面白かったが、正直ところどころ大味でチェイサーとコクソンの完成度には劣る印象。

 

以下ネタバレあり。

 

 

 

 

 

 

 

 

 

 

 

 

 

 

 

今作の面白いところはまず配役。

チェイサーで凶悪犯を演じていたハ・ジョンウが主人公を。そしてチェイサーでは主人公だったキム・ユンソクが今作では敵役となっている。

 

特にキム・ユンソク演じる敵役ミョン・ジョンハクが見事にハマっている。斧や大きな骨で相手をどつきまわす豪快なキャラは最高で、その他の振る舞いも朝鮮族のヤクザをまとめ上げるカリスマ性に説得力を感じるものだった。

それだけに最後のカチコミの戦闘模様はきっちり見せて欲しかったかなぁ。

 

ハ・ジョンウもチェイサーの悍ましい殺人鬼とは別人。
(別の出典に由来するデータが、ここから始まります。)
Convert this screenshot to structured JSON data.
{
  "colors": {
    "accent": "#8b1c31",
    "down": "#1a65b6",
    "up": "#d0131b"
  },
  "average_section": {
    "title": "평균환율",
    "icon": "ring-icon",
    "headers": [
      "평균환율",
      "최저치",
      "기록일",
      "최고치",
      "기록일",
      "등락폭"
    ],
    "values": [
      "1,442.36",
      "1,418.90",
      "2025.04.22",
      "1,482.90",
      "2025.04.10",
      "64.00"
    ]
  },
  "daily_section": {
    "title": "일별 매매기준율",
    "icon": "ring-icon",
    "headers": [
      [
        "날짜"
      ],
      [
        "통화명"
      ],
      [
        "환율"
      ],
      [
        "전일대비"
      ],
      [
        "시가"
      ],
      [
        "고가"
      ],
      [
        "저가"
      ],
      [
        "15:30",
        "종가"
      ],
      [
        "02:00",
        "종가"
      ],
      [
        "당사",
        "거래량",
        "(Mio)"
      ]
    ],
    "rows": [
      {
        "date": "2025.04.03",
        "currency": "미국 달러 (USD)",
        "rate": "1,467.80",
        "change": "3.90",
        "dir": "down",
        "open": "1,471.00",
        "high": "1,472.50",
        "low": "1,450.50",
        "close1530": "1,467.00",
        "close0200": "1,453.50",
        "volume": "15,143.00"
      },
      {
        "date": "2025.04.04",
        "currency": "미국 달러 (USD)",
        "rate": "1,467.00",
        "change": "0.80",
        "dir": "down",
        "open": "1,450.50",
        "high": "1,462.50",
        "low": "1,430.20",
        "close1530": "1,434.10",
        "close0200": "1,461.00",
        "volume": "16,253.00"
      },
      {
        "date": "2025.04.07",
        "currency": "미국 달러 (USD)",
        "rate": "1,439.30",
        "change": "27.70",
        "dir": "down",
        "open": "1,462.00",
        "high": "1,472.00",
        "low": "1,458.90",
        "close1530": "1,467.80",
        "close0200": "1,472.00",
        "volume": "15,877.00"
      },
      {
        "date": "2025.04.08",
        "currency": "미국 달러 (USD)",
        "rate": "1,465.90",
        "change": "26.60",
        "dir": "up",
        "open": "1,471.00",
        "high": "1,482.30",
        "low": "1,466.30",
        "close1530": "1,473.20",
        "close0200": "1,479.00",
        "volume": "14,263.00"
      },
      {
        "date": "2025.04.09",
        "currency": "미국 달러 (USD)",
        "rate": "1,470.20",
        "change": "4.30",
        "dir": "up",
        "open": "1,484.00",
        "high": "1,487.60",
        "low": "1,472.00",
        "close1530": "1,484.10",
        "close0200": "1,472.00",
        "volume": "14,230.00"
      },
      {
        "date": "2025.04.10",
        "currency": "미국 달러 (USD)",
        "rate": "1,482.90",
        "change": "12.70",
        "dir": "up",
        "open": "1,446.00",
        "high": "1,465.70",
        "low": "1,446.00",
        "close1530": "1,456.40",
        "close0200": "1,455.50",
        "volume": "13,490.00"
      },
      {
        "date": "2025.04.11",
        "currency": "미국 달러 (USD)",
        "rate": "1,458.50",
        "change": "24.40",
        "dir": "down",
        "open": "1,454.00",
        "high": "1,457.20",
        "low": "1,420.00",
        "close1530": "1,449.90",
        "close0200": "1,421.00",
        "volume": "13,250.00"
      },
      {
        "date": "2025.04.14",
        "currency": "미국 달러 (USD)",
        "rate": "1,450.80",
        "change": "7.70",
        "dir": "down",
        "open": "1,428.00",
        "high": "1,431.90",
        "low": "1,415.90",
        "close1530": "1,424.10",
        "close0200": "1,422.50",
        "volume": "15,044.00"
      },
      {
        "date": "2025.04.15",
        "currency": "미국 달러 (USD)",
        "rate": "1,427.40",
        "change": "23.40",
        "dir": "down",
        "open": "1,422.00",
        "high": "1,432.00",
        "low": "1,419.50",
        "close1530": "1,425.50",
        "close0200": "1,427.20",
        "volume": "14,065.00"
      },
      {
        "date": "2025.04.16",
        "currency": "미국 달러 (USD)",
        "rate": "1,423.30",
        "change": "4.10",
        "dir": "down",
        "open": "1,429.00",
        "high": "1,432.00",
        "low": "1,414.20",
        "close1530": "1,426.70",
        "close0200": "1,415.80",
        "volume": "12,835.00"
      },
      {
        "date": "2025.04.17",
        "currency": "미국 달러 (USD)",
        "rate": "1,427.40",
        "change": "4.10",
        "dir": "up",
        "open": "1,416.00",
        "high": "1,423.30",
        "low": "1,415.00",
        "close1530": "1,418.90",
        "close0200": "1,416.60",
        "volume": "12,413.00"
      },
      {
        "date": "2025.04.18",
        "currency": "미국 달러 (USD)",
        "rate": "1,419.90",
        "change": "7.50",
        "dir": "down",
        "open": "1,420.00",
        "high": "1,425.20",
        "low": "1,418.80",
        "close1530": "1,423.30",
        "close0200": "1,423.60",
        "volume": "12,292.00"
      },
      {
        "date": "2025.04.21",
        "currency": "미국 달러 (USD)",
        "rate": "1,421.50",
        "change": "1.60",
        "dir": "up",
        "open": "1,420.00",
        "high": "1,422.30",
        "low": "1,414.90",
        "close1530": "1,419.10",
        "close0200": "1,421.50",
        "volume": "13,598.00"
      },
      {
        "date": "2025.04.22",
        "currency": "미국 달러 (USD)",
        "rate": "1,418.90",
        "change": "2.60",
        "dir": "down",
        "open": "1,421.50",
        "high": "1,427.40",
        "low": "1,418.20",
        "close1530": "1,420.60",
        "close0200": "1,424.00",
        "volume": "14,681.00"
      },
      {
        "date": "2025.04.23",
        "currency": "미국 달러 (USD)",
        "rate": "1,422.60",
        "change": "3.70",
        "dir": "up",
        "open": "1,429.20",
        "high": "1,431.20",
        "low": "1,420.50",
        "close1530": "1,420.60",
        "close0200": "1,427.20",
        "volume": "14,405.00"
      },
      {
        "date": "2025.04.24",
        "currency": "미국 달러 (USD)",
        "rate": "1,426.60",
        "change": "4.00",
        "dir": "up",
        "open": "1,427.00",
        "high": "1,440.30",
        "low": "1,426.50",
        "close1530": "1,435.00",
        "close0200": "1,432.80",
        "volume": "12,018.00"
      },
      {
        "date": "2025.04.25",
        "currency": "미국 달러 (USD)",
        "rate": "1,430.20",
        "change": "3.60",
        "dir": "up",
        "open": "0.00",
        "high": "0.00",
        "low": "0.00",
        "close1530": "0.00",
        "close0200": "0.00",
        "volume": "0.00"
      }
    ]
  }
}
振り回され、傷付き続ける不憫な主人公キム・グナムを見事に演じていた。

 

途中までは非常に緊張感のある作品だったが、序盤の警察から逃げるシーンや中盤のカーチェイスなど大味なところも多い。カーチェイスはニヤニヤしてしまうほど緊張感が無い…。これはこれで面白いから個人的には好きだけど。

そういう目線で見ているとミョンが襲撃を返り討ちにするシーンはとても楽しいもので、個人的にはここがこの映画のピークかなぁと思う。

 

 

最終的に、赤の他人の痴情のもつれに振り回され続け、故郷への船内で力尽きた主人公グナムは妻(と思いきや別人)の遺骨と共に「黄海」へゴミのように投げ捨てられる。一方、グナムの妻は何も知らずに故郷延辺の駅に降り立つ。ホンジン監督の十八番とも言える非常に悲惨な結末だった。しかし不思議と胸糞悪さはなく、しんみりとした気分になる。

 

 

所々粗のある作品だとは思うが、面白かった。二度目になるがミョンのカチコミが全部描かれていれば、楽しさ的には文句無い映画だったのに。それくらいミョンは良いキャラだった。

キム・ユンソク良い味出すなぁ。